Marinas Geschichte geht weiter- Was bleibt, wenn das alte Leben wegfällt
Ich dachte, die Entscheidung wäre das Ziel. Tatsächlich war sie nur der Anfang.

Die Entscheidung zu gehen war getroffen. Nach mehr als zwanzig Jahren Ehe hatte ich mein gewohntes Leben hinter mir gelassen und war in eine neue Wohnung gezogen.
Ich habe geglaubt, jetzt würde endlich Ruhe einkehren. Tatsächlich wurde es zum ersten Mal still genug, um mich selbst wieder zu hören – und genau das war anfangs viel schwieriger, als ich erwartet hatte.
Mein Körper war schneller als mein Kopf gewesen.
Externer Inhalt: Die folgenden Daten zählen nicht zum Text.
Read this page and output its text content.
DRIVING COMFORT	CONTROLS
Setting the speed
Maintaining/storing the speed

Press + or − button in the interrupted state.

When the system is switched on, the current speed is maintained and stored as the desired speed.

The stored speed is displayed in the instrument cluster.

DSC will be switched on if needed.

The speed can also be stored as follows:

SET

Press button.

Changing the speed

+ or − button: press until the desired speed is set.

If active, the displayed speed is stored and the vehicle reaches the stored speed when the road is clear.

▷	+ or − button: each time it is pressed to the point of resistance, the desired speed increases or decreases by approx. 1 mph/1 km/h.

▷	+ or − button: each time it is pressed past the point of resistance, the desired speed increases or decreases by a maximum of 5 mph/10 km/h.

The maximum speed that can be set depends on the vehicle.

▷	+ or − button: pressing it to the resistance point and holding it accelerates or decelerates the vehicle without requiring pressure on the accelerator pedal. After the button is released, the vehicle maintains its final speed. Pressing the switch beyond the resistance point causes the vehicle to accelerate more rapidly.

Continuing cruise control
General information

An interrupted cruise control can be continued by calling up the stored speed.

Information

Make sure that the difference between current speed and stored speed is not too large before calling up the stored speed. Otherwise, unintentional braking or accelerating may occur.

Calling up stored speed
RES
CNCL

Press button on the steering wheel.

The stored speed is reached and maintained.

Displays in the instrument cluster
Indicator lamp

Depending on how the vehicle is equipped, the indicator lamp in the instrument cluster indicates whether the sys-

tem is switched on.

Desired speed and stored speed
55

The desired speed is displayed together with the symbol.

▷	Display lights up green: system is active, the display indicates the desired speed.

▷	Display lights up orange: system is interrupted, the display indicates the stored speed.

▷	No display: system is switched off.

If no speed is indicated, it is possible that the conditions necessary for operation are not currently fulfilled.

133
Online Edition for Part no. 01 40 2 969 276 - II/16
Während ich äußerlich längst ein neues Zuhause hatte, brauchten Geist und Seele noch Zeit, um dort anzukommen.
Und genau in dieser Zeit meldeten sich die Zweifel.
Hatte ich wirklich das Richtige getan? Hätte ich noch mehr reden, noch mehr kämpfen oder noch mehr Kompromisse schließen sollen? War ich zu früh gegangen? Oder vielleicht sogar zu spät?
Kaum wurde es still um mich, begann der Kreisverkehr in meinem Kopf wieder seine Runden zu drehen. Tagsüber raubte er mir die Energie, nachts den Schlaf. Mein Gehirn wollte zurück in das Vertraute – selbst wenn genau dieses Vertraute mich über Jahre krank gemacht hatte.
Heute weiß ich, dass das völlig normal war. Eine Entscheidung beendet nicht von heute auf morgen die alten Gedanken. Sie beendet nur das Verhandeln mit der Realität.
Kleine Schritte zurück ins Leben
Ich habe damals etwas getan, das mir schon beim ersten Mal geholfen hatte: Ich fing wieder an zu schreiben. Nicht über die Vergangenheit, sondern über die Zukunft. Ich schrieb auf, was ich wollte. Welche Träume ich vergessen hatte. Welche Hobbys ich wieder aufnehmen wollte. Und irgendwann stand da eine Frage, über die ich selbst lachen musste: Wann war ich eigentlich das letzte Mal tanzen?
Also ging ich tanzen.
Es war nur ein Abend. Aber auf einmal merkte ich, dass es Dinge gab, die mir immer noch Freude machten. Es folgten weitere Abende, neue Pläne und kleine Momente, in denen ich mich selbst langsam wiederfand.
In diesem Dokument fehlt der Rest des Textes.